State and Globalization

The “state” is one of the most important and enduring concepts in the study of politics. Its philosophic and historical conception can be traced to the writings of Plato (arising out of man’s lack of self-sufficiency), Aristotle (state for  political animals), St. Augustine and St. Thomas Aquinas (state as a divine institution), Machiavelli (state as  instrument of  power), and Hobbes, Locke and Rosseau (state and social contract). It was defined and redefined alongside the development of political science as an area of inquiry. In the early part of 20th century, the “Germanization” of the discipline popularized the Weberian notion of the state as an entity exercising a monopoly of “coercive authority” (violence) over a given territory which must be anchored on the process of legitimation.
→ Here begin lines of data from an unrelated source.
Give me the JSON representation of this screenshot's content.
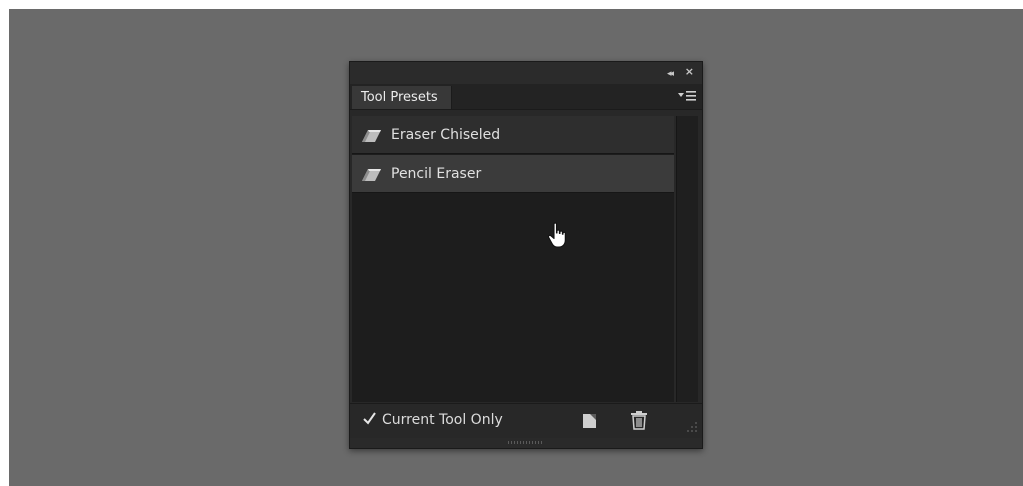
{
  "panel": {
    "tab_label": "Tool Presets",
    "controls": {
      "collapse_icon": "double-chevron-left-icon",
      "collapse_glyph": "◂◂",
      "close_icon": "close-icon",
      "close_glyph": "×",
      "menu_icon": "panel-menu-icon"
    },
    "items": [
      {
        "label": "Eraser Chiseled",
        "icon": "eraser-icon",
        "selected": false
      },
      {
        "label": "Pencil Eraser",
        "icon": "eraser-icon",
        "selected": true
      }
    ],
    "footer": {
      "checkbox_label": "Current Tool Only",
      "checkbox_checked": true,
      "new_icon": "new-preset-icon",
      "delete_icon": "trash-icon"
    }
  },
  "colors": {
    "workspace": "#6a6a6a",
    "panel_bg": "#282828",
    "list_bg": "#1d1d1d",
    "selected_row": "#3b3b3b",
    "text": "#e0e0e0"
  }
}
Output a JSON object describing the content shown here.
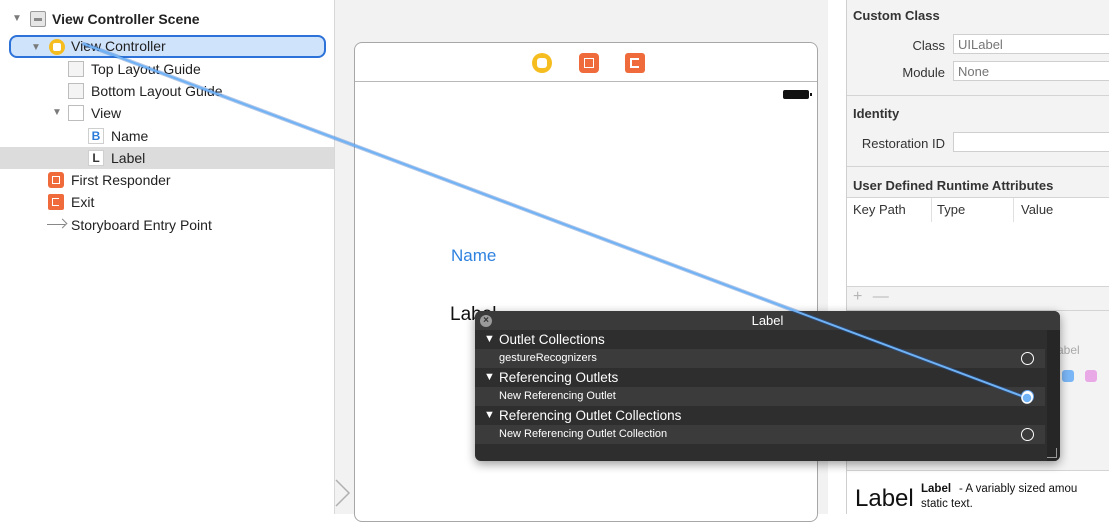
{
  "outline": {
    "scene_title": "View Controller Scene",
    "items": [
      {
        "label": "View Controller"
      },
      {
        "label": "Top Layout Guide"
      },
      {
        "label": "Bottom Layout Guide"
      },
      {
        "label": "View"
      },
      {
        "label": "Name",
        "badge": "B"
      },
      {
        "label": "Label",
        "badge": "L"
      },
      {
        "label": "First Responder"
      },
      {
        "label": "Exit"
      },
      {
        "label": "Storyboard Entry Point"
      }
    ]
  },
  "canvas": {
    "name_button": "Name",
    "label_text": "Label"
  },
  "inspector": {
    "custom_class": {
      "heading": "Custom Class",
      "class_label": "Class",
      "class_placeholder": "UILabel",
      "module_label": "Module",
      "module_placeholder": "None"
    },
    "identity": {
      "heading": "Identity",
      "restoration_label": "Restoration ID"
    },
    "udra": {
      "heading": "User Defined Runtime Attributes",
      "columns": [
        "Key Path",
        "Type",
        "Value"
      ],
      "add": "+",
      "remove": "—"
    },
    "peek_text": "abel",
    "library": {
      "big": "Label",
      "title": "Label",
      "desc": "- A variably sized amou",
      "desc2": "static text."
    }
  },
  "popup": {
    "title": "Label",
    "close": "×",
    "sections": [
      {
        "title": "Outlet Collections",
        "items": [
          {
            "label": "gestureRecognizers",
            "connected": false
          }
        ]
      },
      {
        "title": "Referencing Outlets",
        "items": [
          {
            "label": "New Referencing Outlet",
            "connected": true
          }
        ]
      },
      {
        "title": "Referencing Outlet Collections",
        "items": [
          {
            "label": "New Referencing Outlet Collection",
            "connected": false
          }
        ]
      }
    ]
  },
  "colors": {
    "selection_blue": "#2d72d9",
    "drag_line": "#5ba4f0",
    "vc_yellow": "#f5bd1f",
    "orange": "#ef6b3b",
    "link_blue": "#2f82e0"
  }
}
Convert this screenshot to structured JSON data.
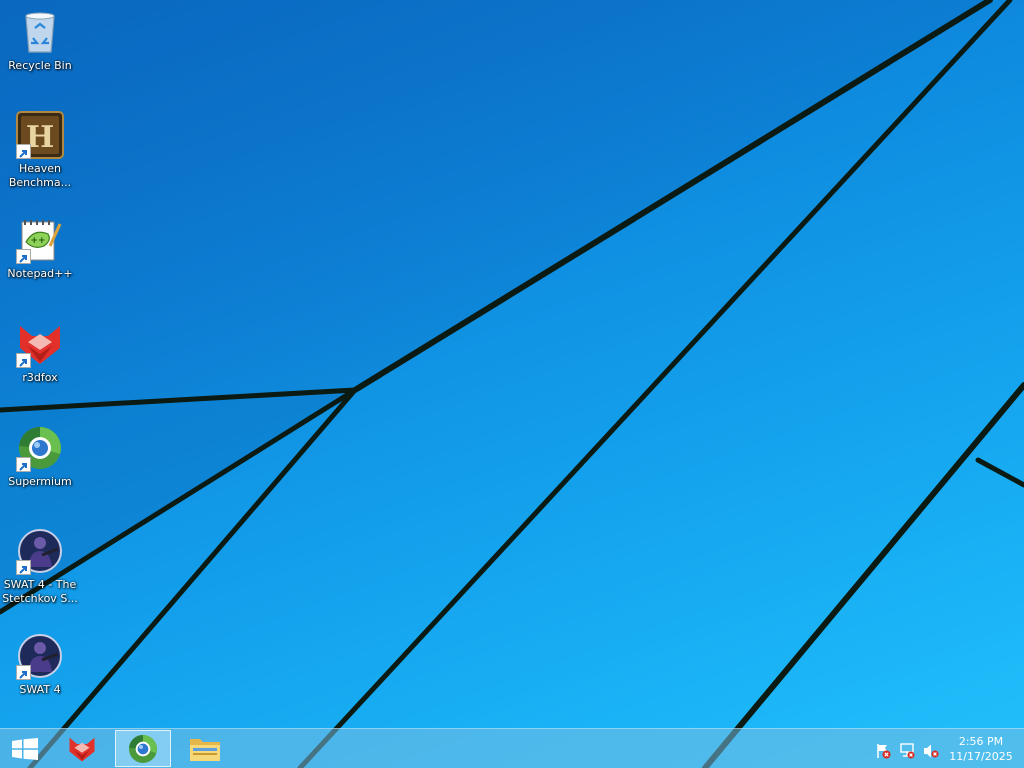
{
  "desktop": {
    "icons": [
      {
        "label": "Recycle Bin",
        "icon": "recycle-bin-icon"
      },
      {
        "label": "Heaven Benchma...",
        "icon": "heaven-benchmark-icon"
      },
      {
        "label": "Notepad++",
        "icon": "notepad-plus-plus-icon"
      },
      {
        "label": "r3dfox",
        "icon": "r3dfox-icon"
      },
      {
        "label": "Supermium",
        "icon": "supermium-icon"
      },
      {
        "label": "SWAT 4 - The Stetchkov S...",
        "icon": "swat4-stetchkov-icon"
      },
      {
        "label": "SWAT 4",
        "icon": "swat4-icon"
      }
    ]
  },
  "taskbar": {
    "start_icon": "windows-start-icon",
    "pinned": [
      {
        "name": "r3dfox",
        "icon": "r3dfox-icon",
        "active": false
      },
      {
        "name": "Supermium",
        "icon": "supermium-icon",
        "active": true
      },
      {
        "name": "File Explorer",
        "icon": "folder-icon",
        "active": false
      }
    ],
    "tray": [
      {
        "icon": "action-center-flag-icon"
      },
      {
        "icon": "network-icon"
      },
      {
        "icon": "volume-muted-icon"
      }
    ],
    "clock": {
      "time": "2:56 PM",
      "date": "11/17/2025"
    }
  },
  "colors": {
    "wallpaper_dark": "#0a6fc8",
    "wallpaper_light": "#22c0fb",
    "wallpaper_lines": "#0b1a12",
    "taskbar": "#78bee1"
  }
}
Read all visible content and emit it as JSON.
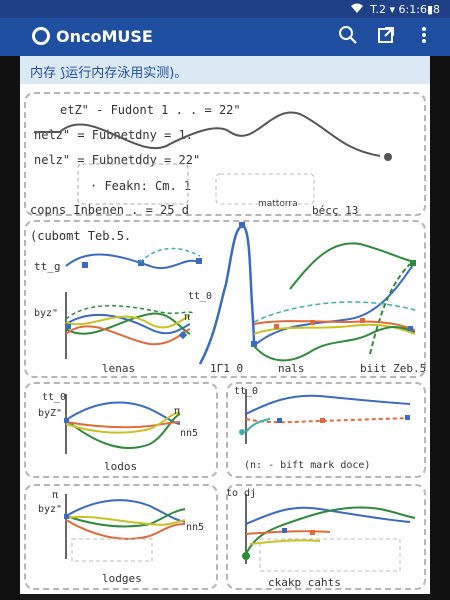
{
  "status": {
    "right_text": "T.2  ▾ 6:1:6▮8"
  },
  "app": {
    "title": "OncoMUSE"
  },
  "banner": {
    "text": "内存 ⟆运行内存泳用实测)。"
  },
  "config_lines": [
    "etZ\" - Fudont 1   .  .  = 22\"",
    "nelz\" = Fubnetdny  =  1.",
    "nelz\" = Fubnetddy  =  22\"",
    "· Feakn:  Cm. 1",
    "copns  Inbenen   .  = 25 d",
    "(cubomt  Teb.5."
  ],
  "labels": {
    "mattorra": "mattorra",
    "becc": "bécç  13",
    "leng": "lenas",
    "tr": "1Г1 0",
    "nals": "nals",
    "bitzeb": "biit Zeb.5",
    "lodos": "lodos",
    "nn": "nn5",
    "bift": "(n: - bift mark  doce)",
    "lodges": "lodges",
    "ckakp": "ckakp    cahts",
    "ttg1": "tt_g",
    "tto": "tt_0",
    "tto2": "tt_0",
    "tto3": "tt_0",
    "todj": "to dj",
    "byz1": "byz\"",
    "byz2": "byZ\"",
    "byz3": "byz\"",
    "pi1": "π",
    "pi2": "π",
    "pi3": "π",
    "nn5b": "nn5",
    "nn5c": "nn5"
  },
  "colors": {
    "blue": "#3a6bc2",
    "green": "#2e8b3a",
    "orange": "#e06a3a",
    "yellow": "#c9c224",
    "teal": "#3ab3a6",
    "gray": "#555555"
  }
}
The modern state has been accorded with four key features: a defined territory, a permanent population, an effective government, and the capacity to enter into relations with other states (internal and external sovereignty). 

Post-war political science witnessed the rejection of the concept of the state as a theoretical concept. Peter Bentley argued that is too ideological to be used as an organizing concept. Meanwhile, Michael Mann (Autonomous Power of the State) wrote that the state is withering away in the face of political authority, political administration and society. In 1950s, behavioralists like David Easton (The Political System, 1953) and Gabriel Almond (Politics of Developing Areas, 1960) replaced the state with the concept of “system” saying that the former is imbued with many meanings and cannot be operationalized. For Nettl[1], since the state is a product of continental European political science, it is not applicable to the study of other countries.
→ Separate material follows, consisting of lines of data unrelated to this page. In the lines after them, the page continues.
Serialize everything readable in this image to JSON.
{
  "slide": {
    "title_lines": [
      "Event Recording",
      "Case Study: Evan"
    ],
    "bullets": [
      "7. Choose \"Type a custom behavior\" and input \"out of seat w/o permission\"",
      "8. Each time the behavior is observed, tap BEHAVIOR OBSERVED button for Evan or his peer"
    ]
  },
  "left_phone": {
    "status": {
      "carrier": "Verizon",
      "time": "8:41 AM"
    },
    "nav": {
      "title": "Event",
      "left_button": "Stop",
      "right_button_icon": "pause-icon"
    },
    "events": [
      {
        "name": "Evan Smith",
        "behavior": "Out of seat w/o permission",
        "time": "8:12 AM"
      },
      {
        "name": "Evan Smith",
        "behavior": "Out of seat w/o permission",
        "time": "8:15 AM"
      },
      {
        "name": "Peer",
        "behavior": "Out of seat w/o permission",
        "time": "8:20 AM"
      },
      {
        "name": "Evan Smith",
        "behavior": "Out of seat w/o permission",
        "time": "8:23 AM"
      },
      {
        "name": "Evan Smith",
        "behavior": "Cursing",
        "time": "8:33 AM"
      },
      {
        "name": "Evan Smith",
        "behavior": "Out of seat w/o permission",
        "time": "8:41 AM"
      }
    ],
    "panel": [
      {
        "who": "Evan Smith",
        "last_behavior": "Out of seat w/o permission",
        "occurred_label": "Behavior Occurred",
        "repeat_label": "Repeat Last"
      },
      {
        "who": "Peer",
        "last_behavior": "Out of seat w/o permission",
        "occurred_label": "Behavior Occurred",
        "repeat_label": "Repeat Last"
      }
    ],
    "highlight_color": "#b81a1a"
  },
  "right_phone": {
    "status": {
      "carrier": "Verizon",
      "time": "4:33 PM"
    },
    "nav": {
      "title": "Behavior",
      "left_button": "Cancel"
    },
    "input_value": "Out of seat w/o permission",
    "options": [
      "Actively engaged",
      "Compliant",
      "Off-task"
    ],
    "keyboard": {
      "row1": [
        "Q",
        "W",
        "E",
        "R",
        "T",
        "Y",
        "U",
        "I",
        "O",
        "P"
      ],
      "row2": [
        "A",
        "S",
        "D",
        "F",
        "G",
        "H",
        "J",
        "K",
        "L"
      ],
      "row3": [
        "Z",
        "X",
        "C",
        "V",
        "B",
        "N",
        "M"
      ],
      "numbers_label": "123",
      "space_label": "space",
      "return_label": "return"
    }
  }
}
Despite the hyperglobalists’s declaration of the decline, erosion and “end of the nation-state”[2] due to forces of global capitalism[3], the state remains the significant, if not the primary, actor in international relations. It is being enhanced and reinforced due to the process of internationalization which requires the acquiescence of the states.[4] For skeptics, globalization has been used as an “ideological device by politicians and theorists who wish to advance a market-orientated economic agenda”.[5] Occupying the middle ground, the ‘transformationalists” argue that globalization has indeed transformed some of the  functions of the state (in its Westphalian sense) but not everything, especially as the final arbiter and negotiator in international treaties/relations.[6]


[1] Nettl, J.P. 1949. "The State as a Conceptual Variable," World Politics, 20 (July 1949): 559-592.
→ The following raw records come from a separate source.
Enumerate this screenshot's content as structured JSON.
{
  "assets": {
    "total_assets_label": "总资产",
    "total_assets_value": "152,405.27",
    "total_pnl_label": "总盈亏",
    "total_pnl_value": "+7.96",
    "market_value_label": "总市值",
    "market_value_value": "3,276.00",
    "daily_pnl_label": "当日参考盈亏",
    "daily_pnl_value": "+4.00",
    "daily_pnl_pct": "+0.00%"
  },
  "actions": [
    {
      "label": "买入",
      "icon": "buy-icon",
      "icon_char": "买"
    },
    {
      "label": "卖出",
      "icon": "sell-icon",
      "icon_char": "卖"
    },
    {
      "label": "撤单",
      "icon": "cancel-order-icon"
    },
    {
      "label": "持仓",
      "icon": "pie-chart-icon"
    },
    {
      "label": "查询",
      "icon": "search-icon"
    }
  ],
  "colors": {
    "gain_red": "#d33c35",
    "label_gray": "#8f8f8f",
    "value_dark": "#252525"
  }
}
[2] Ohmae, K. (1990) The Borderless World: Power and Strategy in the Interlinked Economy. London: Fontana.; Ohmae, K. (1995) The End of the Nation-State: The Rise of Regional Economies. New York: Free Press.
[3] Strange, S. (1996) The Retreat of the State: The Diffusion of Power in the World Economy. Cambridge: Cambridge University Press.
[4] Hirst, P. and G. Thompson (1999) Globalization in Question. Cambridge: Polity Press.
[5] Heywood, A. 2011. Global Politics. Basingstoke: Palgrave Macmillan.
[6] Held, D., A.McGrew, D. Goldblatt and J. Perraton (1999) Global Transformations. Cambridge:Polity Press.